Reflections on the SOTU
So I mentioned a few days ago that I didn’t watch George W.’s State of the Union this year. But I was still very interested in it. So I pulled down the text of the speech and had a read. There were a few things in there that annoyed me, as usual, and a few pleasant surprises such as the bit about reducing our oil dependence. But overall, it reminded me of every other State of the Union address. That got me thinking… are they really all the same, or is it just my perception?
Thanks to the Internet and a wide variety of text hacking tools under Cygwin, I knew I’d be able to find out. I pulled down the text from the SOTU speeches of 2002-2006, plus Bush’s first policy address in 2001. After hacking the heck out of them in a case-independent way, I was able to compare the frequency of the words in each speech. I wasn’t sure I’d find anything interesting. But here are a few of the results.
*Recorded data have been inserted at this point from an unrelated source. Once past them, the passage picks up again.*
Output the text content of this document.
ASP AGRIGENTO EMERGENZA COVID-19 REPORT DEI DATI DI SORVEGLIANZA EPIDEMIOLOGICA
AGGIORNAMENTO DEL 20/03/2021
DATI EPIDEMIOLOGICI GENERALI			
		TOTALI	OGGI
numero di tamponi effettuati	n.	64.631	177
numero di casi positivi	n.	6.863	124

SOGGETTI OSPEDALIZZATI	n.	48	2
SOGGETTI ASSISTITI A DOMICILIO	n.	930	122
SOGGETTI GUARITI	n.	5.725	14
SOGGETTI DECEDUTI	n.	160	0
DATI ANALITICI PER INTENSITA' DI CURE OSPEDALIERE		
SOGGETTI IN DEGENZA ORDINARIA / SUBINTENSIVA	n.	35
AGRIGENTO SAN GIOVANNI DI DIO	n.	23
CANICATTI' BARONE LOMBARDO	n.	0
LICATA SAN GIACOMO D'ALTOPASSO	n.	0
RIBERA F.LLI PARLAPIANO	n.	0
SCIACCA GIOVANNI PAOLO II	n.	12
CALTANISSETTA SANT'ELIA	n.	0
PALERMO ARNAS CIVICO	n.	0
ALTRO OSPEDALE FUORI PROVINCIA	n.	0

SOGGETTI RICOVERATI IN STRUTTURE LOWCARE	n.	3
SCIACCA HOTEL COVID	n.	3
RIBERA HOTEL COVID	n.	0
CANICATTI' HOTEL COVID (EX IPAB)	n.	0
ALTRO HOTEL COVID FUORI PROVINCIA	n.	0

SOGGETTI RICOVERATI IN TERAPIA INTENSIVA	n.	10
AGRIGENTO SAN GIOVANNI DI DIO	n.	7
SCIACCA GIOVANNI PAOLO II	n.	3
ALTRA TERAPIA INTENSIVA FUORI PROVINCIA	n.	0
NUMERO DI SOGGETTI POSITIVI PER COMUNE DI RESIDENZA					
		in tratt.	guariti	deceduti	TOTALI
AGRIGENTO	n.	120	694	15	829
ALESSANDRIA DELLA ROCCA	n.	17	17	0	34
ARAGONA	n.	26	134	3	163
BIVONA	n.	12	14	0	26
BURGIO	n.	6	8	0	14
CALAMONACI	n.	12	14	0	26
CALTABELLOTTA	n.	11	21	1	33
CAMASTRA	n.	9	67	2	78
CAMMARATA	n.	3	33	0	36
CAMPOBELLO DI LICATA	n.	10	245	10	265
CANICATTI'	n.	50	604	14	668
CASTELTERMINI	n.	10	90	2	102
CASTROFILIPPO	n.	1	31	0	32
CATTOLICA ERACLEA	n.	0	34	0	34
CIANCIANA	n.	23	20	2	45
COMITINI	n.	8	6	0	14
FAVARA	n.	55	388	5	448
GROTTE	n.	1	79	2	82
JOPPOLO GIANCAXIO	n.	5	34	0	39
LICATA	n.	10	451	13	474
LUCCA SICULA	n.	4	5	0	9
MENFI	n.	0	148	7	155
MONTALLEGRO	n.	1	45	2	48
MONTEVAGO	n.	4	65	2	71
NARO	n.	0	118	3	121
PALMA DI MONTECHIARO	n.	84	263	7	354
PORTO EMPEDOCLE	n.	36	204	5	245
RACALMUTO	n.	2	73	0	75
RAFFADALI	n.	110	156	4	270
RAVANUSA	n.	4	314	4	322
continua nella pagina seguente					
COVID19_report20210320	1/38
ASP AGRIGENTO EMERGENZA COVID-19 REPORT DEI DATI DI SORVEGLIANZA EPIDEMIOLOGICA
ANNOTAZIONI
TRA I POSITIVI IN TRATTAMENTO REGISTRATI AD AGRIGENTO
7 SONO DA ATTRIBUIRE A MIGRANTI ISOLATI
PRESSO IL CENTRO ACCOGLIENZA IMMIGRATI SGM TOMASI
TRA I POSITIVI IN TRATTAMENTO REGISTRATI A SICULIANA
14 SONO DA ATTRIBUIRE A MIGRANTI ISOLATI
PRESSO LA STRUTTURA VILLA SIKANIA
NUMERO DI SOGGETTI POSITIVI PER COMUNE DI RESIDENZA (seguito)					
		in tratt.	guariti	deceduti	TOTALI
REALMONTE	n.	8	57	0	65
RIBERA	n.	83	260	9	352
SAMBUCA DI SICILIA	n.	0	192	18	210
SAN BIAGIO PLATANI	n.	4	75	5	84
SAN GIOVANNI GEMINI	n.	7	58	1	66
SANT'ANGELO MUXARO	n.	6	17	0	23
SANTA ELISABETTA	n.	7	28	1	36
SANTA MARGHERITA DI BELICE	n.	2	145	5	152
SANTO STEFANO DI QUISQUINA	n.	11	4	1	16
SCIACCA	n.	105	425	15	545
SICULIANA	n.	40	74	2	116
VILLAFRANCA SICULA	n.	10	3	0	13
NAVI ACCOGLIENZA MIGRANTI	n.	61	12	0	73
The first thing I noticed was this arc. While the occurrence of “peace” is pretty random, with a generally upward trend, the use of the word “war” has a pronounced hump. It looks like “war” is going out of vogue. Perhaps the administration thinks they should focus less on the war, since the American public seems tired of it.
There’s a clear predominance of “terror” in general over “Al Qaeda” in particular (note that the use of “Osama” or “Laden” does not add much to this either). It’s interesting to see how “terror” was popular for some time before both “Iraq” and “Al Qaeda” gained strength. This mirrors the slow spin-up to the war with Iraq after September 11. And again you can see that “Iraq” is slowly disappearing from the scene.
But “Iraq” is still quite dominant over other countries. As it should be. On this chart you can see the increase in mentions of “Iraq” and “Afghanistan” that coincide with our wars in those countries. The scary bit is the slow increase in the use of “Iran”. Looks like the “Korea” bump didn’t quite rise to the level of war; how much further up does “Iran” have to go?
Lastly, just a comment on Bush’s speech style. What you can see on this chart is a gradual decline in the use of the word “I”, and an increase in the use of “we”, “our”, and “us”. I think this mirrors Bush’s attitude. When he first got into office, he was The Man, and he was going to take care of things. “I” this, “I” that, etc. As he has matured in his presidency his rhetoric has improved, and he increasingly uses these more encompassing terms. This is an improvement for sure; the question is, is it just an improvement in rhetoric, or an improvement in attitude? I hope the latter. But it’s at least nice to see his speeches improving. 🙂
These are just a few thoughts. Nothing earth-shaking, or ground-breaking. Just interesting. Perhaps you would interpret the data differently than I. What do you think?
I think for the most part it looks like the talk of war is coming to a close. That doesn’t nessicarily mean the end of the war, but at least it shows a reaction to the public’s dissaproval of his war efforts.
All in all I hope that his actions inspire future Presidents to make changes for the better.
Neato. For a sanity check, do the same analysis with vowel usage. I wonder if the letter “e” is a good indicator of the direction of federal deficit.
This is really great stuff. I’m diggin’ it.
I think your analysis is about accurate. What I would find interesting (but painful if not automated) is to do this for all words, then exclude all non-meaningful words (and, is, etc.) then plot them out and find out which word occurances are statistically significant changes (like if the president mentioned cookie monster and never had before) then start extrapolating data from that. You could probably find a ton of cool patterns.